Graduate: $(1{,}800 + 600) + 2 \cdot (-45) \cdot 10 = \mathbf{€1{,}500}$ per year

At exactly 20 years of experience, the non-graduate's marginal effect reaches zero: $1{,}800 + 2 \cdot (-45) \cdot 20 = 1{,}800 - 1{,}800 = 0$. That's the wage peak for non-graduates. Any more experience beyond 20 years actually decreases predicted salary for this group.

Step 4: Interpret the Full Story

The model reveals a nuanced labour market story.
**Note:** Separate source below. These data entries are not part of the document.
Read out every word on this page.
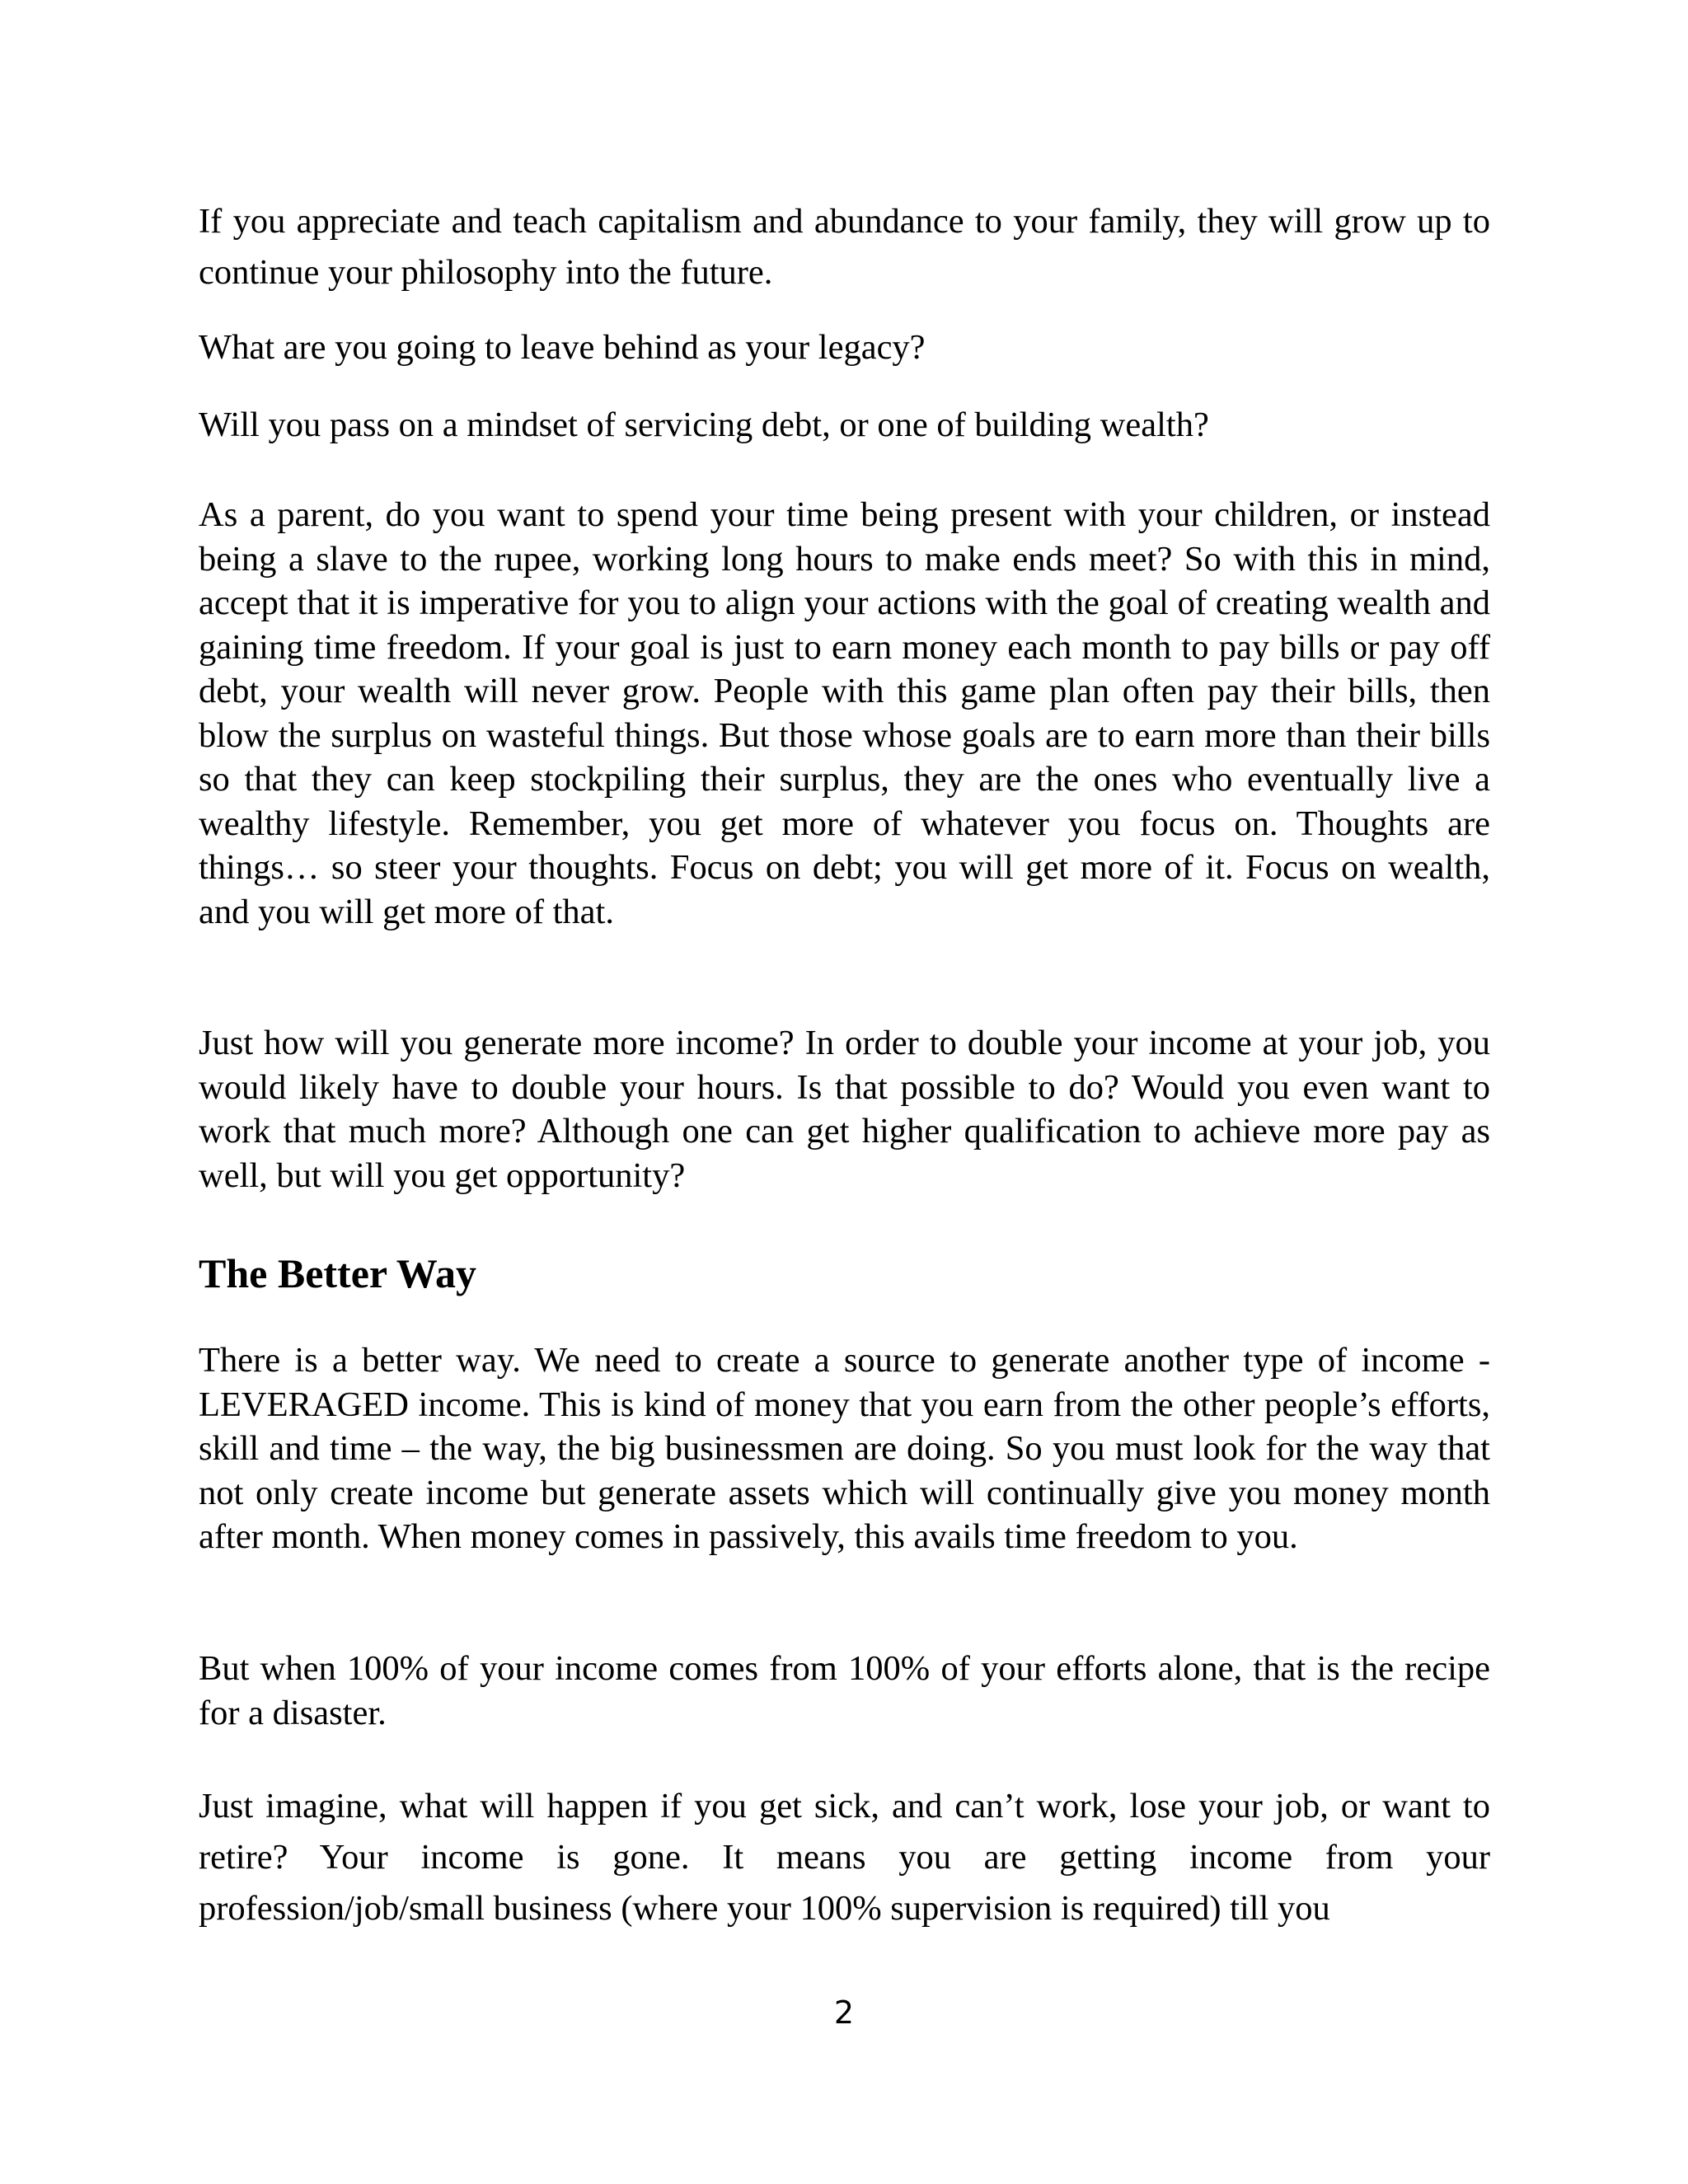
If you appreciate and teach capitalism and abundance to your family, they will grow up to continue your philosophy into the future.

What are you going to leave behind as your legacy?

Will you pass on a mindset of servicing debt, or one of building wealth?

As a parent, do you want to spend your time being present with your children, or instead being a slave to the rupee, working long hours to make ends meet? So with this in mind, accept that it is imperative for you to align your actions with the goal of creating wealth and gaining time freedom. If your goal is just to earn money each month to pay bills or pay off debt, your wealth will never grow. People with this game plan often pay their bills, then blow the surplus on wasteful things. But those whose goals are to earn more than their bills so that they can keep stockpiling their surplus, they are the ones who eventually live a wealthy lifestyle. Remember, you get more of whatever you focus on. Thoughts are things… so steer your thoughts. Focus on debt; you will get more of it. Focus on wealth, and you will get more of that.

Just how will you generate more income? In order to double your income at your job, you would likely have to double your hours. Is that possible to do? Would you even want to work that much more? Although one can get higher qualification to achieve more pay as well, but will you get opportunity?

The Better Way

There is a better way. We need to create a source to generate another type of income - LEVERAGED income. This is kind of money that you earn from the other people’s efforts, skill and time – the way, the big businessmen are doing. So you must look for the way that not only create income but generate assets which will continually give you money month after month. When money comes in passively, this avails time freedom to you.

But when 100% of your income comes from 100% of your efforts alone, that is the recipe for a disaster.

Just imagine, what will happen if you get sick, and can’t work, lose your job, or want to retire? Your income is gone. It means you are getting income from your profession/job/small business (where your 100% supervision is required) till you

2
Both groups see diminishing returns to experience — each extra year adds less and less salary — but college graduates maintain a stronger momentum: their salary keeps rising until 26.7 years of experience, reaching a peak of €50,000, versus the non-graduate peak of €36,000 at 20 years. The interaction term ($\hat{\beta}_3 = 600$) captures exactly this difference in momentum: college education doesn't just shift wages upward uniformly — it fundamentally changes how much people gain from experience.

Salary curves for non-graduates (red, D = 0) and graduates (blue, D = 1). The vertex markers show the experience level at which salary peaks for each group. The interaction term β₃ = 600 means each extra year of experience is worth €600 more for graduates — the widening gap between the two curves.